Nearing the end of the book, one particularly cranky research scientist, who has been warning for decades about the severity of the coming climate catastrophe, finds himself afflicted with a metastasizing cancer that has escaped treatment because his own role in forcing climate legislation through Congress in one of the most dysfunctional moments in American government history means that he has no time to set aside for the medical procedures that will prolong his life. But he does have a final opportunity to share with a friend his feelings about his wife's death from cancer some twenty years earlier.
"'When I lost my wife,' said Tony, 'I decided that grief is actually always there. It's like it lives in you, dormant.

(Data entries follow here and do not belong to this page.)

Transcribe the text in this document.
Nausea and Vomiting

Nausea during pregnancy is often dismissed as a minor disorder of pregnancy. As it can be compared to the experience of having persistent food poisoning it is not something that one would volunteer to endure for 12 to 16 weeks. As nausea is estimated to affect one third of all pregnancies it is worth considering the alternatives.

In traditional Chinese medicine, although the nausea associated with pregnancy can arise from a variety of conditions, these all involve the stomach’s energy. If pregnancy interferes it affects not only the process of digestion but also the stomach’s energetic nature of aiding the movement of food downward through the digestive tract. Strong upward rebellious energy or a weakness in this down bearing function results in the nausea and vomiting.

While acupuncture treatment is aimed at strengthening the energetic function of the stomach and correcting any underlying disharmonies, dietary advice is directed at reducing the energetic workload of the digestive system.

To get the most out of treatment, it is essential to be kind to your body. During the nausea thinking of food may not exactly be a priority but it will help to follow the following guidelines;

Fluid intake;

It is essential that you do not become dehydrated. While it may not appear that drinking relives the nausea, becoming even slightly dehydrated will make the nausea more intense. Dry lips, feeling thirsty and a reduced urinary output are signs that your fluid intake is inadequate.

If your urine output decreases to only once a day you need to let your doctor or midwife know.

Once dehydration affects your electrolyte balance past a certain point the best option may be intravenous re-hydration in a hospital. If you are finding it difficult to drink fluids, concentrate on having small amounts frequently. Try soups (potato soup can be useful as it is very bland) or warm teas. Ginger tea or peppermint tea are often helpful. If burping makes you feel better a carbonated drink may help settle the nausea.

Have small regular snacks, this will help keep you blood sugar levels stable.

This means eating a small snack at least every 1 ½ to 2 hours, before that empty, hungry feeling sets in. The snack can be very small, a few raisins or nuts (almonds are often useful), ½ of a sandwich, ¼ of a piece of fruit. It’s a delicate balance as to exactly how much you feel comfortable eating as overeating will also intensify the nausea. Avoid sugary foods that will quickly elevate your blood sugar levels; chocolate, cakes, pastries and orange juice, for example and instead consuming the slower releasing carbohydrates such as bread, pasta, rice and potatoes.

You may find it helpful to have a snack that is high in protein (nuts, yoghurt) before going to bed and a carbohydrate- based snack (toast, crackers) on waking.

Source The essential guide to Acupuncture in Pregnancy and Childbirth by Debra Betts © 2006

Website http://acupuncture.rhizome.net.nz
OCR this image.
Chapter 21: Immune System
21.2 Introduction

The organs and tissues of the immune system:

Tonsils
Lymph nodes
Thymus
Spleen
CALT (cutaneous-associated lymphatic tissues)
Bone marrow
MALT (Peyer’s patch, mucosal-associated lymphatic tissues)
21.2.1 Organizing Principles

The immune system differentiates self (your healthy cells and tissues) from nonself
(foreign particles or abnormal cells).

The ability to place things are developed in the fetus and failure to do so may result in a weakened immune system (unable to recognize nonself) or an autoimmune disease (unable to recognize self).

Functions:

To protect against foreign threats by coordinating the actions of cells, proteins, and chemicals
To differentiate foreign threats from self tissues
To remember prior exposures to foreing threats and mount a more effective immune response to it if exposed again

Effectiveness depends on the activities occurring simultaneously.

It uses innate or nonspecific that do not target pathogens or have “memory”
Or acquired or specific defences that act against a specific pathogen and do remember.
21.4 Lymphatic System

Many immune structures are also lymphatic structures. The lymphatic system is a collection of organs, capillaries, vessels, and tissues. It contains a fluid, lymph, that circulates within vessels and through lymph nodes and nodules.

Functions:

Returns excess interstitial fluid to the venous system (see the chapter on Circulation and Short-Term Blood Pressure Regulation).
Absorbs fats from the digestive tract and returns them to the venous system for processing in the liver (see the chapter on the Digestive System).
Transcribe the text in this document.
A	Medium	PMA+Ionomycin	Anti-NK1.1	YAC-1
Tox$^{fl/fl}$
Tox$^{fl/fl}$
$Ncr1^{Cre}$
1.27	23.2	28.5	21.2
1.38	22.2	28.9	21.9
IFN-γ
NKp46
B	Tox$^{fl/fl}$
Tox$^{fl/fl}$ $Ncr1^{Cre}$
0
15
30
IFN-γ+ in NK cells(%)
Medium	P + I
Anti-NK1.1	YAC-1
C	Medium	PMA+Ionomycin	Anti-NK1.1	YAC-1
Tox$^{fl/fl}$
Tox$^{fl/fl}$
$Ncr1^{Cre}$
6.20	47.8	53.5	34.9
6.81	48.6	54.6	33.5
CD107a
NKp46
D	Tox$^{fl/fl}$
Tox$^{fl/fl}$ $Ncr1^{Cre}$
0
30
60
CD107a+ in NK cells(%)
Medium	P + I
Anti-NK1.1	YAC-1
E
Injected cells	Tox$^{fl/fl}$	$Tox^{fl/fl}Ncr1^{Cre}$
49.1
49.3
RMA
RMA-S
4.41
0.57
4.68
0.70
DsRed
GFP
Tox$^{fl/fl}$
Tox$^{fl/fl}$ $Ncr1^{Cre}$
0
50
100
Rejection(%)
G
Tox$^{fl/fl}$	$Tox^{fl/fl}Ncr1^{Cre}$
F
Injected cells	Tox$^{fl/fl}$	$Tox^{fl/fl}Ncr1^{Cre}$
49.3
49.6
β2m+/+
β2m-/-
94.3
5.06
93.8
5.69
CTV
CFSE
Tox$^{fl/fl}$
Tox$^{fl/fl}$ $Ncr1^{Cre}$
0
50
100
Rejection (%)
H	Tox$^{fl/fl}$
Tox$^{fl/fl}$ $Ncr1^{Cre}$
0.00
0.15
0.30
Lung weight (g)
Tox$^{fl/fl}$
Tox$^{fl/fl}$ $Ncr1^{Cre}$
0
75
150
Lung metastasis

Until somebody goes. And that person dying, it just wakes you up to it. Makes you aware of it. But it's always been there (page 830).'"
That moment comes just over 50 pages from the end. But it suddenly felt to me that I was hearing the author, Stephen Markley, expressing his own feelings through Tony. Feeling grief. Endless grief encountered in the course of writing this book and knowing how much suffering of all kinds lay ahead.
But here's the thing, in Markley's book the activists never give up. And they are, by and large generous and stalwart and, most importantly, strategically and tactically agile. In The Deluge the struggle between the people and the power may take an unfamiliar form, but don't be deceived. The struggle for climate justice and more is the same old struggle. And the future always hangs in the balance.